While Shareblue has been gearing up to compete with fellow left-leaning sites, it has done so in an increasingly less crowded field. The shuttering of ThinkProgress has come as other progressive-minded outlets, like HuffPost, VICE, and The Intercept, have shed jobs. 

Their losses have been Shareblue’s gain. One former ThinkProgress staffer who has joined Shareblue said that current company leadership “was definitely sad to see what was happening with ThinkProgress,” yet also “selfishly a little bit excited to scoop some people up.”

In her interview, Girvin said that when she heard that ThinkProgress was in trouble, she reached out to her network of contacts to figure out whether there were staffers who would fit well on the site. Although she said she did not see ShareBlue as the descendant of ThinkProgress, the latter’s experienced staffers would be important assets. 

“They have done some very good work over the years,” Girvin said of ThinkProgress. “We were able to pick up some fantastic folks from over there.”

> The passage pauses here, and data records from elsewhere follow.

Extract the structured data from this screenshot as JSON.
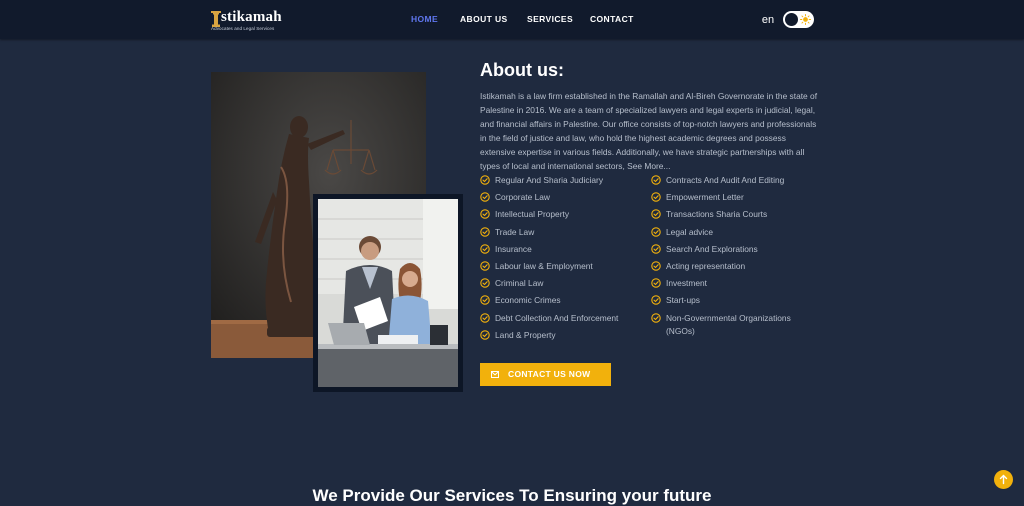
{
  "brand": {
    "name": "Istikamah",
    "name_display": "stikamah",
    "tagline": "Advocates and Legal Services"
  },
  "nav": {
    "items": [
      {
        "label": "HOME",
        "active": true
      },
      {
        "label": "ABOUT US",
        "active": false
      },
      {
        "label": "SERVICES",
        "active": false
      },
      {
        "label": "CONTACT",
        "active": false
      }
    ],
    "language": "en",
    "theme_toggle_icon": "sun-icon"
  },
  "about": {
    "title": "About us:",
    "description": "Istikamah is a law firm established in the Ramallah and Al-Bireh Governorate in the state of Palestine in 2016. We are a team of specialized lawyers and legal experts in judicial, legal, and financial affairs in Palestine. Our office consists of top-notch lawyers and professionals in the field of justice and law, who hold the highest academic degrees and possess extensive expertise in various fields. Additionally, we have strategic partnerships with all types of local and international sectors, See More...",
    "services_left": [
      "Regular And Sharia Judiciary",
      "Corporate Law",
      "Intellectual Property",
      "Trade Law",
      "Insurance",
      "Labour law & Employment",
      "Criminal Law",
      "Economic Crimes",
      "Debt Collection And Enforcement",
      "Land & Property"
    ],
    "services_right": [
      "Contracts And Audit And Editing",
      "Empowerment Letter",
      "Transactions Sharia Courts",
      "Legal advice",
      "Search And Explorations",
      "Acting representation",
      "Investment",
      "Start-ups",
      "Non-Governmental Organizations",
      "(NGOs)"
    ],
    "cta_label": "CONTACT US NOW",
    "cta_icon": "mail-icon"
  },
  "next_section_title": "We Provide Our Services To Ensuring your future",
  "colors": {
    "background": "#1f2a3f",
    "navbar": "#111a2c",
    "accent": "#f2b10c",
    "nav_active": "#5f76ee"
  }
}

Girvin also expressed confidence that Shareblue would not be going the way of ThinkProgress anytime soon, noting that the donors and chairs remained committed. 

“There's a dedication by our chairman and by our donors and some of the institutions that support us to progressive news and to the coverage of the progressive movement,” she said. “As you have other progressive news sites shutting down, their support of us becomes more critical.”